Wednesday, March 05, 2008

Physical Attractiveness Bias in Oleanna

I apologize if everyone is through with discussing Oleanna. I hate being the one to admit this and hope that no one find me “shallow” for it. As I have been doing research for the rough draft of my project, I came across this article (click on full PDF to read) and couldn’t help but acknowledge that physical attractiveness bias may have been at least partially affecting my perception of who the victim is in Oleanna. I, like most of the class, strongly sympathized for John, and despite some of Professor Prenkert’s arguments and showing of scenes in the film that can be read in Carol’s favor, I found myself very adamant in my opinion that John was the victim.
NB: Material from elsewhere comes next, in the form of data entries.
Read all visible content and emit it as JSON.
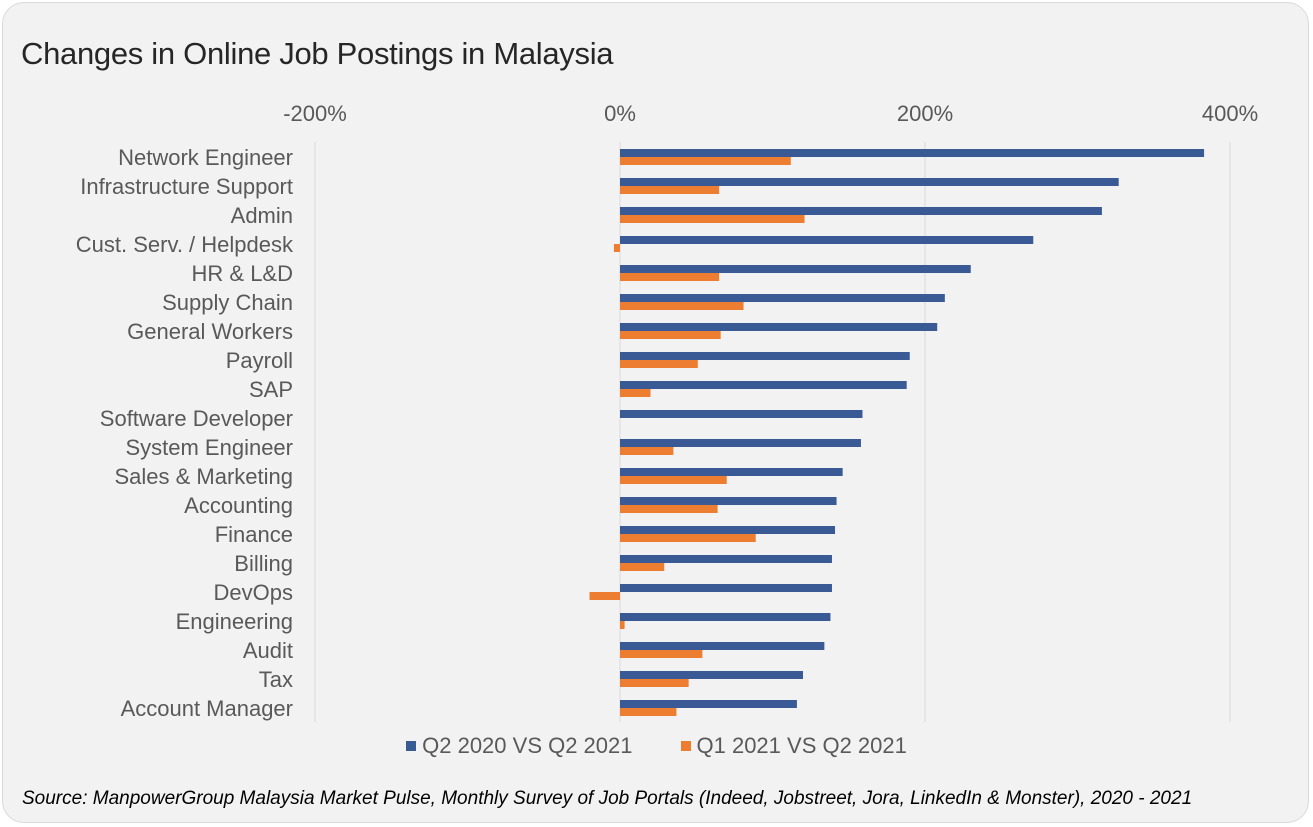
{
  "title": "Changes in Online Job Postings in Malaysia",
  "source": "Source: ManpowerGroup Malaysia Market Pulse, Monthly Survey of Job Portals (Indeed, Jobstreet, Jora, LinkedIn & Monster), 2020 - 2021",
  "colors": {
    "series1": "#3a5a95",
    "series2": "#ed7d31",
    "gridline": "#d9d9d9",
    "axis_text": "#595959",
    "background": "#f2f2f2"
  },
  "chart_data": {
    "type": "bar",
    "orientation": "horizontal",
    "title": "Changes in Online Job Postings in Malaysia",
    "xlim": [
      -200,
      400
    ],
    "x_ticks": [
      -200,
      0,
      200,
      400
    ],
    "x_tick_labels": [
      "-200%",
      "0%",
      "200%",
      "400%"
    ],
    "x_axis_position": "top",
    "grid": true,
    "legend_position": "bottom",
    "categories": [
      "Network Engineer",
      "Infrastructure Support",
      "Admin",
      "Cust. Serv. / Helpdesk",
      "HR & L&D",
      "Supply Chain",
      "General Workers",
      "Payroll",
      "SAP",
      "Software Developer",
      "System Engineer",
      "Sales & Marketing",
      "Accounting",
      "Finance",
      "Billing",
      "DevOps",
      "Engineering",
      "Audit",
      "Tax",
      "Account Manager"
    ],
    "series": [
      {
        "name": "Q2 2020 VS Q2 2021",
        "values": [
          383,
          327,
          316,
          271,
          230,
          213,
          208,
          190,
          188,
          159,
          158,
          146,
          142,
          141,
          139,
          139,
          138,
          134,
          120,
          116
        ]
      },
      {
        "name": "Q1 2021 VS Q2 2021",
        "values": [
          112,
          65,
          121,
          -4,
          65,
          81,
          66,
          51,
          20,
          0,
          35,
          70,
          64,
          89,
          29,
          -20,
          3,
          54,
          45,
          37
        ]
      }
    ]
  }
}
That is not to say there weren’t good reasons for finding John the victim and as Professor Prenkert mentioned in class today, it was probably the way Mamet intended. I do not want to assume that everyone has the same perceptions on beauty ideals or what those perceptions are, but I must admit I did think Carol was unattractive and wondered had she been attractive if I would have perceived her more as a victim.

As we discussed a little in class today, Mamet’s play is highly interpretive and ambiguous. In class we had mentioned John’s character could act more “pervy” and Carol’s character could act more innocent. I have never seen a live performance of Oleanna, but I wonder if Carol on stage had the same appearance as Carol in the film? I would also like to investigate if Mamet had an idea of what these characters should look like. Although this would not affect our reading of the play, I think it partially persuaded me in John’s favor after seeing the film. Would we as an audience feel differently about who the victim is if Carol was played by Pamela Anderson? Jennifer Aniston? An Olsen twin?

I particularly find this issue interesting because we tend to look at aspects of the law to be so objective, but it’s easy to see how something unconscious such as physical attractiveness bias might persuade a jury’s position in a sexual harassment case.

3 Comments:

Blogger songbird said...

I think you make a great point, Steph. I found myself being irritated by everything about Carol. As the movie progressed I found myself being frustrated about everything from the way she stumbled over words, to the way her glasses fell off her nose.
My prejudices remind me of the discrimination law debate we had today in class. Epstein was adament that society was beyond discrimination, and part of me agreed with him, but with pointing out the physical attractiveness discrimination, maybe I, too, am guilty of having prejudice that sway my decision making process. Take for example, if I was interviewing Carol, subconsciously, I may make a decision influenced by the fact that her hair was in her face or that her glasses were not very flattering. I would not intend to make these judgements, but sadly, I could see how they might influence me.
Furthermore, I was just thinking if this case was taken to court, would a jury or a judge be able to escape prejudice and discrimination like this? I wonder what sort of practices and protections there are for court personelle. How do judges avoid discriminating and having prejudice against defendants and plaintiffs?
It's interesting how much phyiscal appearance can be a factor. Wow!

9:07 PM  
Blogger Katie Krengel said...

While working at a defense litigation firm two summers ago, there was a case that came about a 20 something girl who was injured due to a faulty wooden platform. The defense firm knew that they would have to settle in mediation because they "didn't want to put the girl on the stand." They said that because she was very pretty and well spoken, the jury would automatically side with her. So, at least in the insurance defense world of Indianapolis, discrimination based on physical appearance is a recognized part of litigation and the courtroom.

9:30 PM  
Anonymous Marie E. said...

I completely agree with all three of you. It is so simple for people to say they put personal preferences, opinions, and appearances aside but let's be honest here- we are all human and we all pass judgment on one another regardless of what is influencing our opinion (be it someone's hair or religious preference). I was surprised to read that the defense in the Indianapolis case admitted to the subjectivity of a jury's so-called "objective" opinions. Does anyone think there should be some changes made to the court system in order to accommodate these human tendencies?